Thilda & die beste Band der Welt
(Christian Lo)

Originaltitel: Los bando, Norwegen / Schweden 2018, Buch, Schnitt: Arild Tryggestad, Kamera: Bjørn Ståle Bratberg, Musik: Eirik Myhr, Kostüme: Live Linberg, Production Design: Karin Myrenberg Faber, mit Tage Johansen Hogness (Grim), Jakob Dyrud (Aksel), Tiril Marie Høistad Berger (Thilda), Jonas Hoff Oftebro (Martin), Nils Ole Oftebro (Aslak), Ingar Helme Gimle (Frank Brott, Polizist), Frank Kjosås (Roger), Stig Henrik Hoff (Simen), Emma Heimark (Maja), Amalie Nerum (Linda), Ine F. Jansen (Anne), Hans-Erik Dyvik Husby (The Hammer), Vera Vitali (Marielle), Nicoole Falciani (Forlover), Zahid Ali (Thildas Lehrer), 94 Min., Kinostart: 20. September 2018

Grim und Aksel, zwei frühpubertäre Knaben, träumen davon, mit ihrer justamente gegründeten Band »Los bando immortale« ganz groß rauszukommen. Oder zumindest den jährlichen Nachwuchs-Rockwettbewerb in Trømso zu gewinnen, wie im Vorjahr die Sleepwalkers (weil man Halle und Statisten ohnehin brauchte, stellte man dem Film einfach Ausschnitte des Vorjahreswettbewerb voran - so weiß man als Zuschauer, was einen erwartet).
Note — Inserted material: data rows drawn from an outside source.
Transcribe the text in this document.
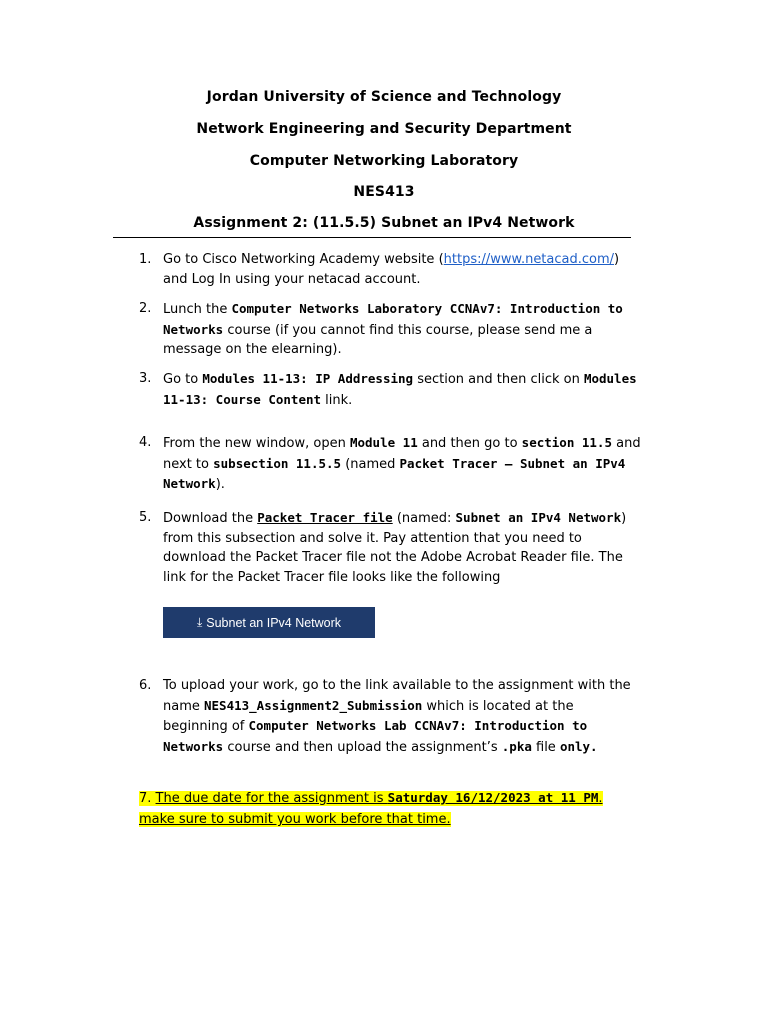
Jordan University of Science and Technology
Network Engineering and Security Department
Computer Networking Laboratory
NES413
Assignment 2: (11.5.5) Subnet an IPv4 Network
1. Go to Cisco Networking Academy website (https://www.netacad.com/)
and Log In using your netacad account.
2. Lunch the Computer Networks Laboratory CCNAv7: Introduction to
Networks course (if you cannot find this course, please send me a
message on the elearning).
3. Go to Modules 11-13: IP Addressing section and then click on Modules
11-13: Course Content link.
4. From the new window, open Module 11 and then go to section 11.5 and
next to subsection 11.5.5 (named Packet Tracer – Subnet an IPv4
Network).
5. Download the Packet Tracer file (named: Subnet an IPv4 Network)
from this subsection and solve it. Pay attention that you need to
download the Packet Tracer file not the Adobe Acrobat Reader file. The
link for the Packet Tracer file looks like the following
⤓ Subnet an IPv4 Network
6. To upload your work, go to the link available to the assignment with the
name NES413_Assignment2_Submission which is located at the
beginning of Computer Networks Lab CCNAv7: Introduction to
Networks course and then upload the assignment’s .pka file only.
7. The due date for the assignment is Saturday 16/12/2023 at 11 PM.
make sure to submit you work before that time.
Die treibende Kraft dieses Karriereplans ist Aksel, der irgendwo mitbekommen hat, dass sein großer Schwarm Linda (die ihn seit der ersten Klasse beständig ignoriert) auch in Trømso sein soll. Er geht reichlich naiv davon aus, dass sie, kaum dass man den Rockwettbewerb gewonnen hat, endlich ihre Liebe für ihn entdecken wird - und dann ist alles gut.
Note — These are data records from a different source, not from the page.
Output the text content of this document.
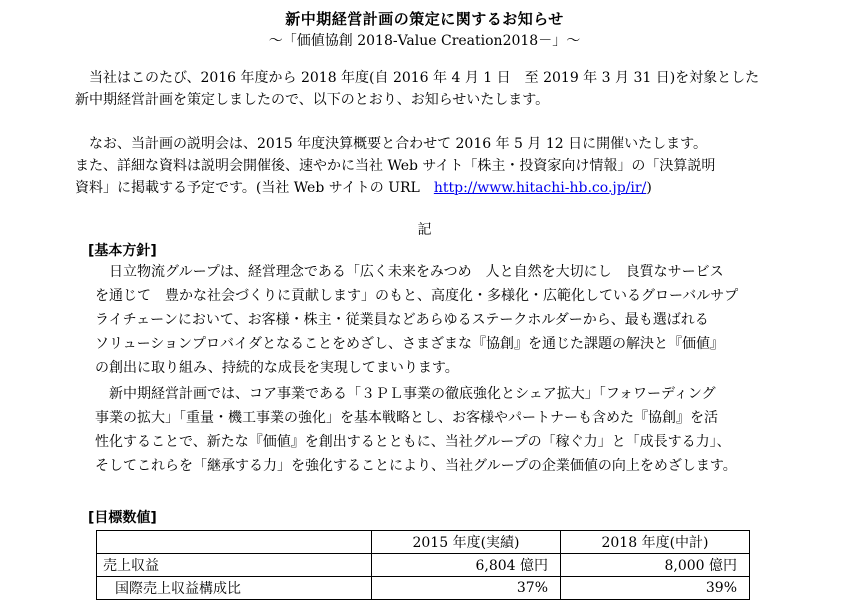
新中期経営計画の策定に関するお知らせ
～「価値協創 2018-Value Creation2018－」～

当社はこのたび、2016 年度から 2018 年度(自 2016 年 4 月 1 日　至 2019 年 3 月 31 日)を対象とした

新中期経営計画を策定しましたので、以下のとおり、お知らせいたします。

なお、当計画の説明会は、2015 年度決算概要と合わせて 2016 年 5 月 12 日に開催いたします。

また、詳細な資料は説明会開催後、速やかに当社 Web サイト「株主・投資家向け情報」の「決算説明

資料」に掲載する予定です。(当社 Web サイトの URL　http://www.hitachi-hb.co.jp/ir/)

記
[基本方針]

日立物流グループは、経営理念である「広く未来をみつめ　人と自然を大切にし　良質なサービス

を通じて　豊かな社会づくりに貢献します」のもと、高度化・多様化・広範化しているグローバルサプ

ライチェーンにおいて、お客様・株主・従業員などあらゆるステークホルダーから、最も選ばれる

ソリューションプロバイダとなることをめざし、さまざまな『協創』を通じた課題の解決と『価値』

の創出に取り組み、持続的な成長を実現してまいります。

新中期経営計画では、コア事業である「３ＰＬ事業の徹底強化とシェア拡大」「フォワーディング

事業の拡大」「重量・機工事業の強化」を基本戦略とし、お客様やパートナーも含めた『協創』を活

性化することで、新たな『価値』を創出するとともに、当社グループの「稼ぐ力」と「成長する力」、

そしてこれらを「継承する力」を強化することにより、当社グループの企業価値の向上をめざします。

[目標数値]
	2015 年度(実績)	2018 年度(中計)
売上収益	6,804 億円	8,000 億円
国際売上収益構成比	37%	39%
Die Realität ist leider, dass Aksels Gesang eher Hunde zum Jaulen animiert. Eine euphemistische Beschreibung seiner Sangeskunst lautet: »Aksels Stimme ist wie Fischkonserven. Oder wie Kaffee. Man muss sich erst dran gewöhnen.« Leider sieht sich Bandkollege Grim außerstande, dies seinem besten Freund schonend beizubringen, ein großer Konflikt des Films köchelt somit langfristig vor sich hin.
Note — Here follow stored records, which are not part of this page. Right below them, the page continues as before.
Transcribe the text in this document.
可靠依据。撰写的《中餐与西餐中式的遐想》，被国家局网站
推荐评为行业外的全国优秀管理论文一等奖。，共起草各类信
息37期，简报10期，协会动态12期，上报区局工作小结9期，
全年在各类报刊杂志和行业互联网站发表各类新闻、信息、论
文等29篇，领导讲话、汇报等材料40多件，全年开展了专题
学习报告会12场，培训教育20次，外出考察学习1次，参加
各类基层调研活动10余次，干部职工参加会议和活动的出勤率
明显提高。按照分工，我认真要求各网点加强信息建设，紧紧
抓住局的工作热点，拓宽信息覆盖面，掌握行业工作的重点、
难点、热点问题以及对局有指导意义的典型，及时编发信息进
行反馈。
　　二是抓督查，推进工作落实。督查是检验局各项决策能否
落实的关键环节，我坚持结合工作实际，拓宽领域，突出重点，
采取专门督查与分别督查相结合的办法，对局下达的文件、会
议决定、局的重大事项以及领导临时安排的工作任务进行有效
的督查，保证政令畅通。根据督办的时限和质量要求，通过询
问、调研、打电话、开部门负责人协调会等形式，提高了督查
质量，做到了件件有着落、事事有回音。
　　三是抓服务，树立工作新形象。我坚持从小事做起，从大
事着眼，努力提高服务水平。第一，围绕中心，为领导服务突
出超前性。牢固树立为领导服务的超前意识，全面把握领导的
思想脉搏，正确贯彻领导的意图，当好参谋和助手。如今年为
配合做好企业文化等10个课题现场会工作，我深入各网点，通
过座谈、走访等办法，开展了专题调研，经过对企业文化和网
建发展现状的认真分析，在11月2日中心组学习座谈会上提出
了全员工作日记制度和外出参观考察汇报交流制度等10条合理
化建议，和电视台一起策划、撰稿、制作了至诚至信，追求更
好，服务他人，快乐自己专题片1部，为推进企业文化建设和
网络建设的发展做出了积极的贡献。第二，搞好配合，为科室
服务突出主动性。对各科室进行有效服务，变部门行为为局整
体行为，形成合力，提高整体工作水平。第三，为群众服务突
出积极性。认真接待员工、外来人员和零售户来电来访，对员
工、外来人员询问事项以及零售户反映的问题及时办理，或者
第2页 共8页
Beim großen Casting auf der Suche nach einem Bassisten enstcheidet man sich ausgerechnet für die neunjährige Thilda, deren Instrument zwar ein (im Vergleich zu ihr riesiges) Violincello ist, aber darauf rockt sie unbestritten.

Thilda, die man für den deutschen Verleihtitel kurzerhand zur Hauptfigur erkoren hat, um das Alter des Zielpublikums zu verjüngen, ist in der band vor allem die mysteriöseste Figur, denn man erlebt zwar mit, wie sie (als Standardklischee umgesetzt) in der Schule gemobbt wird, aber ihre Eltern lernt man während des Films gar nicht kennen. Über die weiß man nur, dass sie die Tochter in der zweiten Hälfte des Films polizeilich suchen. Die elterliche Erlaubnis, ins ferne Trømso zu fahren, hatte sie sich selbst ausgestellt.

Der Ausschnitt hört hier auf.